Le tribunal de commerce de Nice, dans un jugement du 14 janvier 2026, était saisi d’un litige opposant un agent commercial indépendant à son ancien mandant. L’agent réclamait le paiement d’une commission sur une vente finalisée après sa démission, une indemnité compensatrice de préavis et des dommages-intérêts. Le mandant formait des demandes reconventionnelles pour violation d’une clause de non-concurrence et du préavis. La question de droit portait sur l’interprétation des clauses contractuelles relatives au droit à commission, à l’exécution du préavis et à la validité de la clause de non-concurrence. Le tribunal a fait droit à l’essentiel des demandes de l’agent et a prononcé la nullité de la clause de non-concurrence.
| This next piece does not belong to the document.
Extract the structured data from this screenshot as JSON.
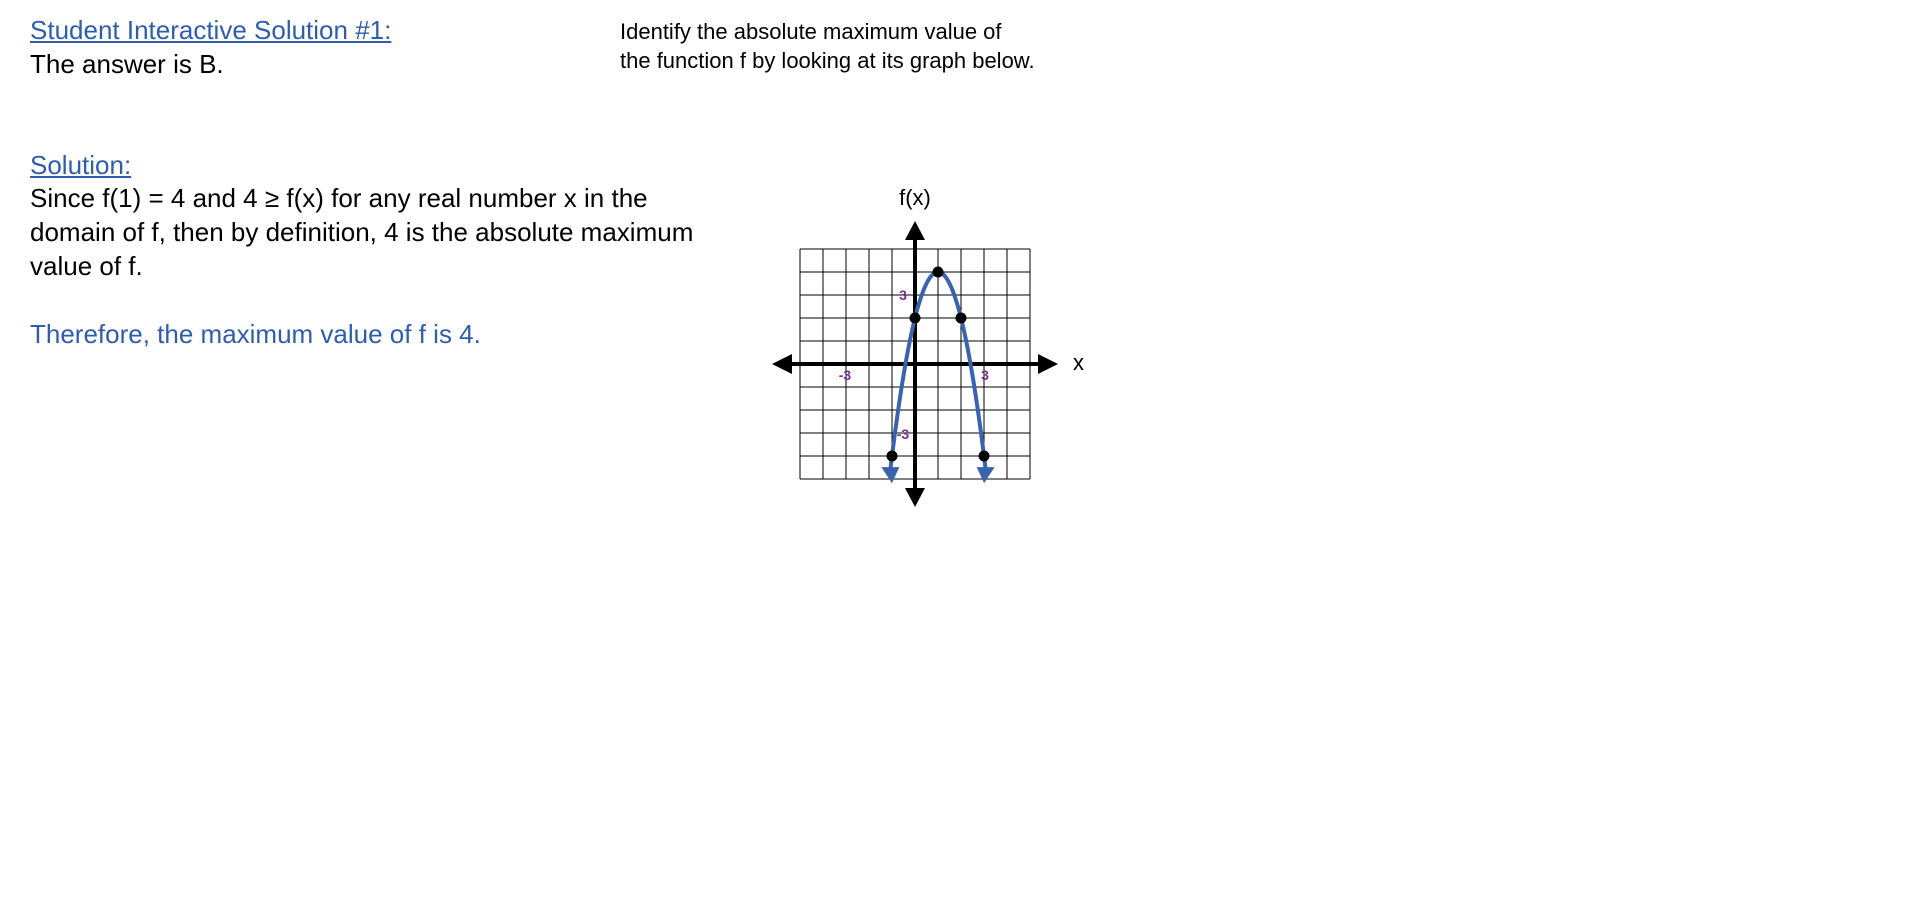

Le droit à commission de l’agent est reconnu pour une mission complète accomplie avant la rupture.
Le tribunal a considéré que l’agent avait réalisé une mission complète au sens du contrat. Il a relevé que l’agent avait obtenu le mandat exclusif, effectué les visites, reçu l’offre d’achat et signé le compromis de vente avant sa démission. Il a jugé que « le tribunal constate que Madame [J] [Q] a effectué sa mission complète d’agent commercial dans le dossier [D]/[F] » (Motifs). La valeur de cette solution est de préciser la notion de mission complète, laquelle s’apprécie par les actes de négociation accomplis par l’agent jusqu’à la conclusion du compromis. La portée est de protéger le droit à rémunération de l’agent pour le travail déjà effectué, en application de la clause de droit de suite.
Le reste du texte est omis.